06 Dec 2023
The Euro came under pressure in Wednesday's trade as data from Germany indicates the country's economic downturn may not be over.
Germany factory orders fell 3.7% month-on-month in October, according to Destatis, dashing forecasts of 0.2% growth.
This is also a steep slowdown from September's 0.7% growth figure.
The single currency declined 0.15% against the Pound to 0.8561 after the data was published, Pound Sterling Live reports.
"German factory orders released this morning showed a larger than expected fall of 7.3% year-on-year, adding to the continued negative narrative surrounding the EUR. GBPEUR may well have another attempt at the 2023 highs," said Head of FX Analysis at Equals Money, Thanim Islam.
Furthermore, the Euro/Dollar rate was down 0.10% at 1.0788.
"EUR/USD stays offered below 1.08 after worse than forecast German new orders," said Kenneth Broux, a strategist at Société Générale.
The Euro was trading down against all its G10 peers, with the exception of Sweden's Krona.
The data also showed global demand remained weak, with a 7.6% drop in foreign orders, a 7.6% decline in new orders from the euro area, and a 7.4% fall in orders from the rest of the world. In contrast, domestic orders increased by 2.4%.
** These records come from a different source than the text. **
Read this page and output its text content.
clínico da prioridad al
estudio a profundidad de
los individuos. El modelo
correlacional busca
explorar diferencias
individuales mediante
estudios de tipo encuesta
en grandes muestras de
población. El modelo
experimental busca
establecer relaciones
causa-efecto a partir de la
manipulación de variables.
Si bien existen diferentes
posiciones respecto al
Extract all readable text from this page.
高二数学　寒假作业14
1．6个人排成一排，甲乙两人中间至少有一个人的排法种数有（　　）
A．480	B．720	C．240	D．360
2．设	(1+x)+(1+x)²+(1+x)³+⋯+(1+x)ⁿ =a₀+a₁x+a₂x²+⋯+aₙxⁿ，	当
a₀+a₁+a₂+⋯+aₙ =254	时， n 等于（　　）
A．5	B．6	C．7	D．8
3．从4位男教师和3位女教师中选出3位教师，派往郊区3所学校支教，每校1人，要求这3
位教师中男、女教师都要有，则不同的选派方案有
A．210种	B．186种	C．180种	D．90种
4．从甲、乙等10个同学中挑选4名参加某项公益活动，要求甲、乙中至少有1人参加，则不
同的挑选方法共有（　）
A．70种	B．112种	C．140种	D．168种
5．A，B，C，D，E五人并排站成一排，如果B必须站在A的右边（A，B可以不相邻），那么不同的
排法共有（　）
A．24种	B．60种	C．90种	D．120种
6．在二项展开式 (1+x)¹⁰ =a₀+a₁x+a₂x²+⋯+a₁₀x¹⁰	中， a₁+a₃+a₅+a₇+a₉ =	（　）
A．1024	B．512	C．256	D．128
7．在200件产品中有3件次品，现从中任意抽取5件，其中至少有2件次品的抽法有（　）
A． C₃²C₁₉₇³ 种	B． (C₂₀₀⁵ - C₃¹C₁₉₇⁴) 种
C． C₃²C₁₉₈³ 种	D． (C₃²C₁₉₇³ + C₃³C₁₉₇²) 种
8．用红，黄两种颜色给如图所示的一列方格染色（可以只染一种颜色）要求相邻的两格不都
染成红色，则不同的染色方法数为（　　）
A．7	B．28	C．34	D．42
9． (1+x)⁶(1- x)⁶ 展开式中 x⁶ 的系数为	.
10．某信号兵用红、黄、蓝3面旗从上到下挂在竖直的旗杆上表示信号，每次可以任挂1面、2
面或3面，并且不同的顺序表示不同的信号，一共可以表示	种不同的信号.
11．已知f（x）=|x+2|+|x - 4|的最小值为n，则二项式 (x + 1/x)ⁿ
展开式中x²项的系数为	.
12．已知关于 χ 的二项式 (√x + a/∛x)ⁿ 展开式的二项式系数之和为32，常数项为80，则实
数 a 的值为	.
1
The single currency has faced pressure over the last week as bets increased, and the European Central Bank (ECB) would start cutting rates.
These bets were bolstered on Tuesday as Isabel Schnabel, from the ECB's rate-setting committee, didn't rule out a rate cut in Q1 2024.
"Am I reading it correctly that you're not ruling out a rate cut before mid-year then?" Schnabel was asked, and her response was not to rule out rate cuts as the ECB is still "data dependent."